Craignant le regard critique et sévère qu’elle peut porter sur chacune des relations que j’ai pu entretenir par le passé, j’évite pour le moment de lui parler prématurément de ma rencontre avec Connor et m’attarde plutôt sur celle de Meg et Ethan.
- On va bientôt partir d’ailleurs. On a rendez-vous à la sororité dont je t’ai parlée. Stacy et Olivia sont vraiment deux filles cool. Elles te plairaient.
- Tant mieux, ma chérie. Profite de ce moment et n’oublie pas mes conseils.

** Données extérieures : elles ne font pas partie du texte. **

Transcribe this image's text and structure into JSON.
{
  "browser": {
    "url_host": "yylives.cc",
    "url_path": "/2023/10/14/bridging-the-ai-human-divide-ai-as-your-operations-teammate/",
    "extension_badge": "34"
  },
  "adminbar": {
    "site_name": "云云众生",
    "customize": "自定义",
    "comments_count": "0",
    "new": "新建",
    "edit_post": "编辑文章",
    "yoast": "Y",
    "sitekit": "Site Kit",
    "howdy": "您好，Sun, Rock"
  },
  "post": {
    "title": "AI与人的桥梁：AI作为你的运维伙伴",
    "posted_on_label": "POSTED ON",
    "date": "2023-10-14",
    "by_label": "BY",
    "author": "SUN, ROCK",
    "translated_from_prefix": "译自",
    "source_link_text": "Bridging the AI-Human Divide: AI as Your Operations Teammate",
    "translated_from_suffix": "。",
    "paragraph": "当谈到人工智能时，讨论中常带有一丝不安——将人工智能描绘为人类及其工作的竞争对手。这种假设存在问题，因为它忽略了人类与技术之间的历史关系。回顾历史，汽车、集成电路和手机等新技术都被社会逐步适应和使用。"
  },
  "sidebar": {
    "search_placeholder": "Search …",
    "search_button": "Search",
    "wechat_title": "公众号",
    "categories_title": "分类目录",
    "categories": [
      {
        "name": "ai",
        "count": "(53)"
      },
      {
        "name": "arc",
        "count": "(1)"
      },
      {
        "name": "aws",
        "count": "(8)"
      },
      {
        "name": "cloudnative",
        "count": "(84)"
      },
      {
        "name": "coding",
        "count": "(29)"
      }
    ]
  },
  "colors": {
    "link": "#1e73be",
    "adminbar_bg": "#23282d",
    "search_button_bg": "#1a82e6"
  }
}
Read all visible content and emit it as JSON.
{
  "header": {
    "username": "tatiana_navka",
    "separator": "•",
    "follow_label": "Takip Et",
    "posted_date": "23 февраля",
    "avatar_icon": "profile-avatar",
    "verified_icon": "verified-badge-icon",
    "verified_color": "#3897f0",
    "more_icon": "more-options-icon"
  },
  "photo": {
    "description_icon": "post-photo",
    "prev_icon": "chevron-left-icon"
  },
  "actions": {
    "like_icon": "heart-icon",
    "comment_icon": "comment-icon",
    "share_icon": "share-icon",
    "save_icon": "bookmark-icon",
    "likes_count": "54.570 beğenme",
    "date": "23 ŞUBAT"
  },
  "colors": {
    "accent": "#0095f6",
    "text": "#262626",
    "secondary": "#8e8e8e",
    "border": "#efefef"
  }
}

Et au risque de jouer les trouble-fêtes, je te rappelle que les cours commencent dans quelques jours et je ne voudrais pas que tu te sentes fatiguée dès le début.
- T’inquiète maman, ça va aller. Oh et tu sais, je…
J’aimerais prendre mon courage à deux mains et lui parler de mon rêve et des notes que j’ai prises – elle serait d’ailleurs très heureuse d’apprendre que j’ai commencé à utiliser le dernier cadeau qu’elle m’a fait - mais la peur de me confronter à son jugement me retient. Sauvée par une situation que je n’attendais pas, j’entends à l’autre bout du fil qu’on sonne à la porte.
- Il faut que je te laisse. Amuse-toi bien ma chérie et surtout appelle-moi dans la semaine. Je t’embrasse.
Elle raccroche aussitôt et me laisse là, sur mon lit, seule avec mon incertitude.